Lacy failed to sign a new employment contract containing restrictive covenants issued to him on promotion but was still bound by the covenants. He could not therefore join a competitor of his employer following his resignation. Lacy had been promoted and received this new contract. In his previous role there had been no restrictive covenant in the contract that he had signed. The new contract also entitled him to apply to for family private medical cover, which had not been available to him previously.

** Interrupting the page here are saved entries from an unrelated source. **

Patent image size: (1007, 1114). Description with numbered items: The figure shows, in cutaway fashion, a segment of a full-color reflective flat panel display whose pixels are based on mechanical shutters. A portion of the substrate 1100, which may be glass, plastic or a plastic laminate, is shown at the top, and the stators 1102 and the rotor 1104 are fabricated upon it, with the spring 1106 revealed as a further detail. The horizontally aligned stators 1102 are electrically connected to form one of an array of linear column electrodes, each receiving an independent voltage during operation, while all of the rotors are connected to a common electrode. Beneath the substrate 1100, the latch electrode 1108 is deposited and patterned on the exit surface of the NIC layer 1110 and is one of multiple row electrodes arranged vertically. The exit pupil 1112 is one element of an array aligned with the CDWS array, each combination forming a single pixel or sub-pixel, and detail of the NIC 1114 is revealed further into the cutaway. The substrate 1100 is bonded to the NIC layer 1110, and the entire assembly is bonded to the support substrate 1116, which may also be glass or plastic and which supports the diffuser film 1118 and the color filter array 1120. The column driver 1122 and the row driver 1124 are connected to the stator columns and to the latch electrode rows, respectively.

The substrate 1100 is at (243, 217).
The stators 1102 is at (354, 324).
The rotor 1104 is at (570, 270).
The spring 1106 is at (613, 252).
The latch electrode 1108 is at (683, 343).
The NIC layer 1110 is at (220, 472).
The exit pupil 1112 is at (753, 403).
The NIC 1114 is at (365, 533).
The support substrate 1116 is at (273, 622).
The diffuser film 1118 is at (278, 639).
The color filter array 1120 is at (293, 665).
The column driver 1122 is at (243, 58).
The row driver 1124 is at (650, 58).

Lacy did not sign the contract. He did not raise any objections to the contract and in April 2010 he applied for and received family private medical cover. He subsequently resigned in order to work for a competitor and argued that he was not bound by the restrictive covenants as he had not signed the contract. His employer argued that his acceptance of the new contract could be inferred from the fact that he had applied for family medical cover.
The High Court agreed with the employer that Lacy had impliedly accepted the new contract and he was therefore bound by the restrictive covenants. In order for acceptance to be implied, it was necessary to point to conduct by Lacy which was solely referable to his acceptance of the new terms. His application for family private medical cover, without any protest or reservation, which was only available to him under the new contract was such an act.
In order for employers to ensure that they will be able to enforce a restrictive covenant included in a contract of employment, they should consider the following points:
• Make sure that employees sign and return their contracts of employment to remove any doubt that the employee has understood and agreed to the terms.
• The covenant included in the contract must be reasonable. A geographical area that is too wide or a period of time that is too long could make the covenant void. It is important to consider what the organisation is trying to protect, and whether the covenant imposed gives that protection or does more than is reasonable.
• Ensure that the covenant is appropriate for the job that the employee is doing. It is rarely appropriate for an organisation to have one restrictive covenant that is applicable to all jobs within an organisation.
• If an employee is promoted, it is important to consider what restrictive covenant, if any, is appropriate.